Marta Kowalczyk was born in 1991 in Koszalin, Poland. She began her violin studies at the age of seven at the Grażyna Bacewicz School of Music in Koszalin. She later graduated from Chopin University of Music in Warsaw having studied with Jan Stanienda. Kowalczyk has also completed a Master of Arts and an Advanced Diploma in Performance at the Royal Academy where she studied with György Pauk. In 2017 she attended the Stauffer Academy, in Cremona, with Maestro Salvatore Accardo. She has been honoured with the Royal Philharmonic Society Award, the J&A Beare Prize, and the Grand Prix and two Special Prizes at the Ludwig van Beethoven International Chamber Music Competition. She has also received 1st Prize at the International Violin Competition in Bled, Slovenia, 1st Prize at the International Violin Competition in Belgrade, and a Special Prize at the China International Violin Competition in Qingdao.
The Second Violin Concerto ranks among the most persuasive of Penderecki’s concertante works. It is written in an expanded sonata allegro form, and its subtitle, ‘Metamorphoses’, is symbolic of the cyclical elements and procedures which formed the basis of the composer’s compositions for more than two decades. Penderecki began incorporating more traditional techniques into his writing in the 1960’s, though he did not abandon his avant-garde style. Like other works from this period, the Violin Concerto shows an increasing application of orthodox Romanticism. This mixing of ideas produces characteristically unique aural events, however, Penderecki has insisted that his soundscapes are not his final cause or purpose, "I am not interested in sound for its own sake and never have been,” he wrote. “Anyone can make a sound: a composer, if he be a composer at all, must fashion it into an aesthetically satisfying experience."
Jakob Ludwig Felix Mendelssohn Bartholdy was born in Hamburg on February 3, 1809, and died November 4, 1847, in Leipzig. He was a German composer, pianist, organist and conductor. His music reflects a fundamental tension between Classicism and Romanticism in the generation of German composers after Beethoven.
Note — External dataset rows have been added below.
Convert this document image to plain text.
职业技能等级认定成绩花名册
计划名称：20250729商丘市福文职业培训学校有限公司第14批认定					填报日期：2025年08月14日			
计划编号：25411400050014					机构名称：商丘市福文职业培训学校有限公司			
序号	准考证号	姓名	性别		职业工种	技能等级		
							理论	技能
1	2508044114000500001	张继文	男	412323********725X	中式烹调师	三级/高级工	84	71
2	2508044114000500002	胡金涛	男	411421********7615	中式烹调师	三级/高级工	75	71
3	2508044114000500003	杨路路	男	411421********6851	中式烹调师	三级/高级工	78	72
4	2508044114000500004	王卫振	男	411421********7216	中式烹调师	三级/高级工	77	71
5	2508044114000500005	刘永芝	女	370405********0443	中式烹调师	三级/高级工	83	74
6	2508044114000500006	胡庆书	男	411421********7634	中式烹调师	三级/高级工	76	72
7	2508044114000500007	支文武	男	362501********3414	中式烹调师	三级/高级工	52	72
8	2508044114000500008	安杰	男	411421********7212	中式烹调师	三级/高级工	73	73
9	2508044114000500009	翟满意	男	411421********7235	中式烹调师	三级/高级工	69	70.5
Felix was still young when his parents converted from Judaism to Christianity and changed the family name to Bartholdy in order to assimilate into German society. Felix went by Mendelssohn Bartholdy for the rest of his life, but he privately resented the change.
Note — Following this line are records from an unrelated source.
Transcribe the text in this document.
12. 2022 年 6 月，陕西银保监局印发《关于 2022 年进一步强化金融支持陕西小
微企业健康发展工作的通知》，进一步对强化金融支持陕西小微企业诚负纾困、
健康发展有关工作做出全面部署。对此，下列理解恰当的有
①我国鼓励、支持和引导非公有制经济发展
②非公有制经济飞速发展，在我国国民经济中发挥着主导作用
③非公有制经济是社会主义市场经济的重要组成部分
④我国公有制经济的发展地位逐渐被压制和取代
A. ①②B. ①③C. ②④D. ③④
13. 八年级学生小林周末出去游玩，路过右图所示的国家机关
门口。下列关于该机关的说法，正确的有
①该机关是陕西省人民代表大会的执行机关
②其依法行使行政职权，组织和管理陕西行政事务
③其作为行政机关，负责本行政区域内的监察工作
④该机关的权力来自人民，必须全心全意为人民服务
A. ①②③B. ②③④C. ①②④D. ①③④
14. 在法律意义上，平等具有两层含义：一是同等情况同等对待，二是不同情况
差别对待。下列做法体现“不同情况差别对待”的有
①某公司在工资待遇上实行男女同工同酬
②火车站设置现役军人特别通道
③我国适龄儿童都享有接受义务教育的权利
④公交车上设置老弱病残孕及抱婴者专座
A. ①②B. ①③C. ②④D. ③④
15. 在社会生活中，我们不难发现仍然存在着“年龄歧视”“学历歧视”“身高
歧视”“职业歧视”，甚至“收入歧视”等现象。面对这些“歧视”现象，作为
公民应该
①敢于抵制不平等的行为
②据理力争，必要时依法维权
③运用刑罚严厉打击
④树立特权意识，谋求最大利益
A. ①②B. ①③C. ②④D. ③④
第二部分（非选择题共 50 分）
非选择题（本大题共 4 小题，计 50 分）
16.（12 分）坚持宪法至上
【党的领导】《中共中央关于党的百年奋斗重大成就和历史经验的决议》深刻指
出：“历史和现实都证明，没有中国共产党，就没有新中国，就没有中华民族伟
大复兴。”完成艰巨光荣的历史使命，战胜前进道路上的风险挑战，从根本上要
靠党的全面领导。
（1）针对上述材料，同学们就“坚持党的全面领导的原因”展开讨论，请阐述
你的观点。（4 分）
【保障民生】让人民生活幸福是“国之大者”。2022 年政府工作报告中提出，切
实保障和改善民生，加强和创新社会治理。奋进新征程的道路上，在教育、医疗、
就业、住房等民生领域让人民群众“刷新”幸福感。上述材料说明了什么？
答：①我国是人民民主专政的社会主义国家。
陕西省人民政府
Mendelssohn completed his Fourth Symphony on March 13, 1833, and the he conducted the premiere two months later, on May 13, 1833. The piece was commissioned by the Philharmonic Society of London. In October of 1830, Mendelssohn had travelled to Italy on a trip that lasted ten months and included Bologna, Florence, Rome, Naples, Pompei, Genoa, and Milan. During his visit, he attended the coronation of Pope Pius VIII and was present for the Roman festivities during Holy Week. Oddly enough, it is not until the final movement of the Fourth Symphony that there is anything acutely Italian about it. Instead, the aim of the work is to capture the composer's impressions of Italy, which he also recorded in a series of watercolours and sketches. Its composition includes elements intended to describe and create such visions as the Mediterranean sunshine, religious solemnity, monumental art and architecture, and the sweeping countryside.